Two practical notes. You must push a tool message for every tool_call_id the model returned, or the next request 400s with a mismatched-tool-call error — partial responses are not allowed. And if you don't want parallelism (say, your tools have side effects that must be ordered), set parallel_tool_calls: false rather than trying to serialize after the fact.

Determinism and idempotency

temperature: 0 reduces variance but does not give you determinism. Floating-point non-associativity across GPU batches means identical inputs can still diverge occasionally; OpenAI's seed parameter plus the system_fingerprint gets you closer but is explicitly best-effort, not a guarantee. Stop trying to make the model deterministic. Make your tools idempotent instead.

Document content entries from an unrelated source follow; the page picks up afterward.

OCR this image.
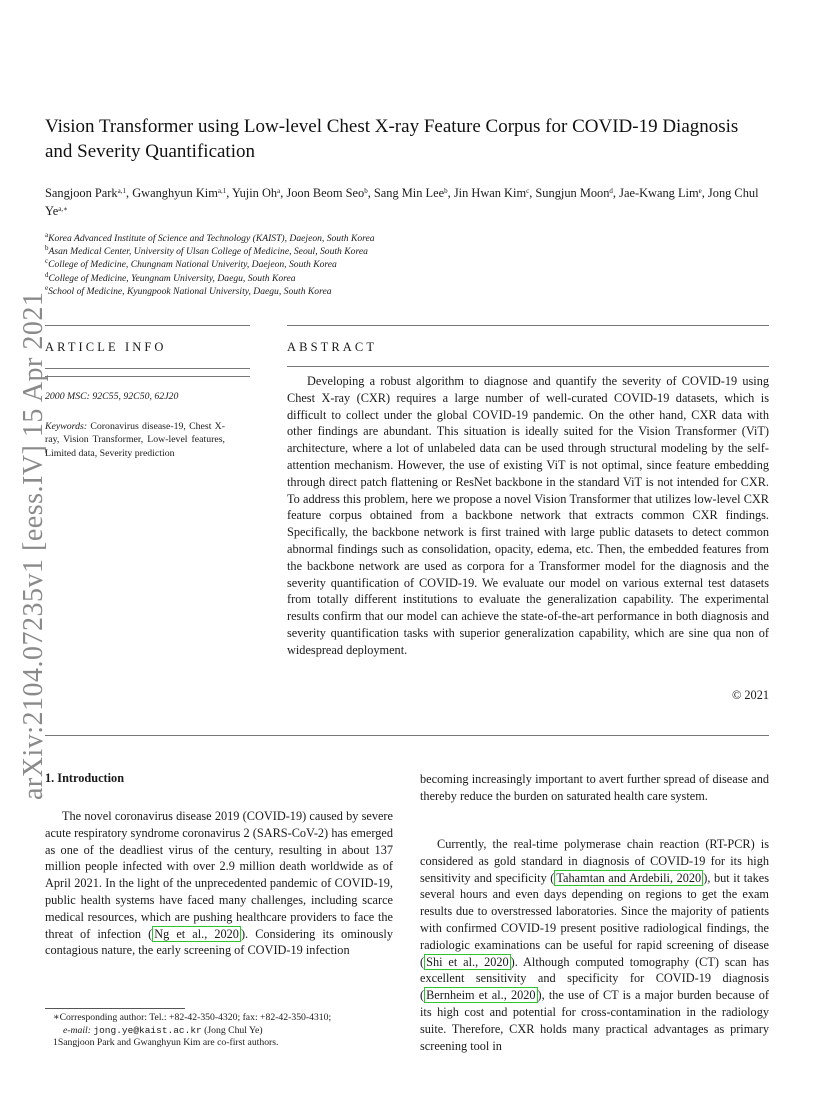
arXiv:2104.07235v1 [eess.IV] 15 Apr 2021
Vision Transformer using Low-level Chest X-ray Feature Corpus for COVID-19 Diagnosis and Severity Quantification
Sangjoon Park$^{a,1}$, Gwanghyun Kim$^{a,1}$, Yujin Oh$^a$, Joon Beom Seo$^b$, Sang Min Lee$^b$, Jin Hwan Kim$^c$, Sungjun Moon$^d$, Jae-Kwang Lim$^e$, Jong Chul $Ye^{a,∗}$
$^a$Korea Advanced Institute of Science and Technology (KAIST), Daejeon, South Korea
$^b$Asan Medical Center, University of Ulsan College of Medicine, Seoul, South Korea
$^c$College of Medicine, Chungnam National Univerity, Daejeon, South Korea
$^d$College of Medicine, Yeungnam University, Daegu, South Korea
$^e$School of Medicine, Kyungpook National University, Daegu, South Korea
ARTICLE INFO	ABSTRACT
2000 MSC: 92C55, 92C50, 62J20
Keywords: Coronavirus disease-19, Chest X-ray, Vision Transformer, Low-level features, Limited data, Severity prediction
Developing a robust algorithm to diagnose and quantify the severity of COVID-19 using Chest X-ray (CXR) requires a large number of well-curated COVID-19 datasets, which is difficult to collect under the global COVID-19 pandemic. On the other hand, CXR data with other findings are abundant. This situation is ideally suited for the Vision Transformer (ViT) architecture, where a lot of unlabeled data can be used through structural modeling by the self-attention mechanism. However, the use of existing ViT is not optimal, since feature embedding through direct patch flattening or ResNet backbone in the standard ViT is not intended for CXR. To address this problem, here we propose a novel Vision Transformer that utilizes low-level CXR feature corpus obtained from a backbone network that extracts common CXR findings. Specifically, the backbone network is first trained with large public datasets to detect common abnormal findings such as consolidation, opacity, edema, etc. Then, the embedded features from the backbone network are used as corpora for a Transformer model for the diagnosis and the severity quantification of COVID-19. We evaluate our model on various external test datasets from totally different institutions to evaluate the generalization capability. The experimental results confirm that our model can achieve the state-of-the-art performance in both diagnosis and severity quantification tasks with superior generalization capability, which are sine qua non of widespread deployment.
© 2021
1. Introduction
The novel coronavirus disease 2019 (COVID-19) caused by severe acute respiratory syndrome coronavirus 2 (SARS-CoV-2) has emerged as one of the deadliest virus of the century, resulting in about 137 million people infected with over 2.9 million death worldwide as of April 2021. In the light of the unprecedented pandemic of COVID-19, public health systems have faced many challenges, including scarce medical resources, which are pushing healthcare providers to face the threat of infection ( Ng et al., 2020 ). Considering its ominously contagious nature, the early screening of COVID-19 infection
becoming increasingly important to avert further spread of disease and thereby reduce the burden on saturated health care system.
Currently, the real-time polymerase chain reaction (RT-PCR) is considered as gold standard in diagnosis of COVID-19 for its high sensitivity and specificity ( Tahamtan and Ardebili, 2020 ), but it takes several hours and even days depending on regions to get the exam results due to overstressed laboratories. Since the majority of patients with confirmed COVID-19 present positive radiological findings, the radiologic examinations can be useful for rapid screening of disease ( Shi et al., 2020 ). Although computed tomography (CT) scan has excellent sensitivity and specificity for COVID-19 diagnosis ( Bernheim et al., 2020 ), the use of CT is a major burden because of its high cost and potential for cross-contamination in the radiology suite. Therefore, CXR holds many practical advantages as primary screening tool in
∗Corresponding author: Tel.: +82-42-350-4320; fax: +82-42-350-4310;
e-mail: jong.ye@kaist.ac.kr (Jong Chul Ye)
1Sangjoon Park and Gwanghyun Kim are co-first authors.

If a tool charges a card or sends an email, the model calling it twice — across a retry, a duplicated parallel call, or a loop bug — must not double-charge. Pass an idempotency key derived from the tool-call ID:

async function chargeCard(args: { amount: number; customerId: string }, callId: string) {
  return stripe.charges.create(
    { amount: args.amount, currency: "eur", customer: args.customerId },
    { idempotencyKey: `tool_${callId}` },
  );
}

Treat every tool that mutates state as if the model will call it twice, because eventually it will. This is the single highest-leverage guardrail in the whole stack.

Guardrails checklist

Before you ship anything that lets a model call tools against real systems:

Schema-enforce, don't prompt-beg. Use strict: true Structured Outputs or schema-bound tools, never "please return JSON."
Validate again in code. Schema enforcement covers structure; your Zod .refine() rules cover business logic.
Cap the loop. Hard turn limit plus a token/cost circuit breaker.
Make mutating tools idempotent. Idempotency key per tool-call ID.
Never give the model raw execution. It emits intent; your code decides whether to honor it. Scope DB queries and API scopes to least privilege — this is straight out of the OWASP Top 10 for LLM Applications (LLM06: Excessive Agency).
Return errors to the model, crash on nothing. Let it recover when it can.
Pin model versions. Float in dev, pin in prod.

The mental model that matters: the LLM is a fancy, occasionally-wrong source of structured values and intentions. It is never the thing that touches your database. Once you internalize that boundary, structured outputs and tool calling stop being magic and become what they actually are — a typed RPC interface with a probabilistic client on the other end. You already know how to build reliable systems on unreliable clients. This is that, again.